In order to evaluate the preventive and regenerative effects of Pomanox on several parameters associated with skin photoaging caused by UV radiation, two different assays were performed in the cell line Hs68. The results obtained in the preventive assay, in which cells were treated with Pomanox 24 hours before UV radiation, suggest that Pomanox can positively modulate both collagen and hyaluronic acid metabolisms and can exert a significant protective effect on UV-induced oxidative damage. On the other hand, the regenerative assay, in which cells were treated with this product 24 hours after UV radiation, suggest that Pomanox can revert the UV-induced oxidative damage and regenerate hyaluronic acid metabolism (figure 3), although it does not exhibit regenerative effects on collagen metabolism in photoageing conditions.

Figure 3

Figure 3. Hyaluronic acid Cell fraction


The healthy properties of olives and olive oil have been known for centuries. Strong antioxidants in the fruits and the leaves have shown interesting anti-ageing effects in skin. More specifically, in vitro​ studies have described an anti-ageing and photoprotective effect of hydroxytyrosol, the main phenolic compound present in the aqueous fraction of ground olives and virgin olive oil (21, 22).

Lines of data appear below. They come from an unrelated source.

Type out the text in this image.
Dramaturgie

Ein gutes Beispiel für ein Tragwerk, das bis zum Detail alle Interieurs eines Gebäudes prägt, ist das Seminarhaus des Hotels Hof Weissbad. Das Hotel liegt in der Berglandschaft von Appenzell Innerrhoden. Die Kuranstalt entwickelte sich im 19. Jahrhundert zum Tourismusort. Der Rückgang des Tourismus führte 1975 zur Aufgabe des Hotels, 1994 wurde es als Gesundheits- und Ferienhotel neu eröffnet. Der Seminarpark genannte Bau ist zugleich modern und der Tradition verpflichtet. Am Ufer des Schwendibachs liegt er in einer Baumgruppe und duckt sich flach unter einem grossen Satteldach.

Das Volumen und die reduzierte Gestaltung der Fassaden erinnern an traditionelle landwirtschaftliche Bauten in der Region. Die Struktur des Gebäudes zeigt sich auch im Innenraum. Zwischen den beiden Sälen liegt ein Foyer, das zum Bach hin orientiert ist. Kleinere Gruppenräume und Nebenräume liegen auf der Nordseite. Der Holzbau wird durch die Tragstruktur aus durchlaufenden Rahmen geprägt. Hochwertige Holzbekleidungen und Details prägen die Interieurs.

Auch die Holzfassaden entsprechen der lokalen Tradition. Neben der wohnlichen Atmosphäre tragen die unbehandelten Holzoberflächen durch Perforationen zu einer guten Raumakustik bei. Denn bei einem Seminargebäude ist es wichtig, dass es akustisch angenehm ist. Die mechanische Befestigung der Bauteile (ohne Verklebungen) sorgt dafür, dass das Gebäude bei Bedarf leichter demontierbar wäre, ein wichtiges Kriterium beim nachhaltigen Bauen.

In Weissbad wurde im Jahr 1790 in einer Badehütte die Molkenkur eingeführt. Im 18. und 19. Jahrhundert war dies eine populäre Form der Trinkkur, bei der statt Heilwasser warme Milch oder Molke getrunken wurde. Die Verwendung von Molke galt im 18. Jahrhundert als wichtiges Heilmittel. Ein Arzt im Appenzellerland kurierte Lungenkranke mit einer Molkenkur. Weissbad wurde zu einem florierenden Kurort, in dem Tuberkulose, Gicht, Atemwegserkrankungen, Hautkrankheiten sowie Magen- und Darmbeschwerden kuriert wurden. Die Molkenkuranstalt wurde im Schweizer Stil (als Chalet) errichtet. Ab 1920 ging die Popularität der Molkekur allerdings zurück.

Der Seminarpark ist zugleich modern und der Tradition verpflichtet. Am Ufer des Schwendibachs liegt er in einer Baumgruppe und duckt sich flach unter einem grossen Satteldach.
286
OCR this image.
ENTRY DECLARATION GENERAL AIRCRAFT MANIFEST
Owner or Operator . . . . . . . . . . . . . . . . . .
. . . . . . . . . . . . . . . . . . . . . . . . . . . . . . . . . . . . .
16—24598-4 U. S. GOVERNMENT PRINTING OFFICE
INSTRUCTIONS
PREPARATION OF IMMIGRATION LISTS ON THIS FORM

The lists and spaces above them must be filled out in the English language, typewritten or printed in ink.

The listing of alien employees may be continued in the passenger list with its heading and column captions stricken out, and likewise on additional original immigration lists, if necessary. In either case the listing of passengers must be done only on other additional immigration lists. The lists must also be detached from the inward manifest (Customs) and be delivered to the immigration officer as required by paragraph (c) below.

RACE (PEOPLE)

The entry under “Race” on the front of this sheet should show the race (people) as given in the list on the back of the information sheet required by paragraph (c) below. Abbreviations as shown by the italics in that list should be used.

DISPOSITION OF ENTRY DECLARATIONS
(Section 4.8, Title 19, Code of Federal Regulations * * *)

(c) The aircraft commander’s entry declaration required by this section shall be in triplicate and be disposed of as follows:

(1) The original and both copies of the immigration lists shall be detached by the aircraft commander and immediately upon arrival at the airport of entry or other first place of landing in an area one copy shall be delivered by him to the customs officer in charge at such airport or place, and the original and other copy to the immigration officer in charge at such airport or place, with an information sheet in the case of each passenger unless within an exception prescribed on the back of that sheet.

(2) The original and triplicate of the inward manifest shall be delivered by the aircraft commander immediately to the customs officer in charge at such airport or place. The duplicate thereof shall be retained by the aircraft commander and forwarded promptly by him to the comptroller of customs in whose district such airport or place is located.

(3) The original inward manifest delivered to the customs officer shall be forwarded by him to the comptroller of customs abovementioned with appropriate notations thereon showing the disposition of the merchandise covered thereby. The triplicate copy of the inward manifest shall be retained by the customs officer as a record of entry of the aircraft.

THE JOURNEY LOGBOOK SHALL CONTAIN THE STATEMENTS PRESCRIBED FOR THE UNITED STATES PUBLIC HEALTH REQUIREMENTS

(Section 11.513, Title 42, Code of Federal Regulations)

The olive fruit extract Mediteanox, standardized in up to 40% hydroxytyrosol content by a patented Euromed technology, has documented antioxidant properties (23).

In a study using immortalised human keratinocytes, Di Caprio and colleagues (24) found Euromed olive extract was well tolerated and displayed good cytoprotective and antioxidant activities, when used prior to solar simulator irradiations (SSR). It was particularly effective at reducing lipid membrane peroxidation and at increasing cellular antioxidants.

Milk thistle

Milk thistle (Silybum marianum​) is well known for antioxidant and hepatoprotective activities. Silymarin is a flavanolignan extracted from the fruits of milk thistle and its main component (up to 80%) is silibinin, a substance with anti-inflammatory, antioxidant and immune modulating properties. Studies conducted in animal models with silymarin/silibinin suggest that this phytochemical possesses potent anti-photocarcinogenic ability in UVB-irradiated skin (25).

Euromed´s standardised milk thistle extract has been investigated for liver protection over the past few decades in dozens of studies (26), and recently also for anticancer properties (27, 28) and as a potential therapy in SARS-CoV-2 (29). In the same study by Di Caprio mentioned previously (24), this extract was more effective than the olive extract in limiting the direct DNA damage by solar simulator irradiations (SSR).

Botanicals represent interesting targets for safe and effective ingredients for skin health nutraceutical formulations. Based on promising results primarily with pomegranate extracts from in-vitro skin ageing and hyperpigmentation studies, further clinical investigations seem warranted.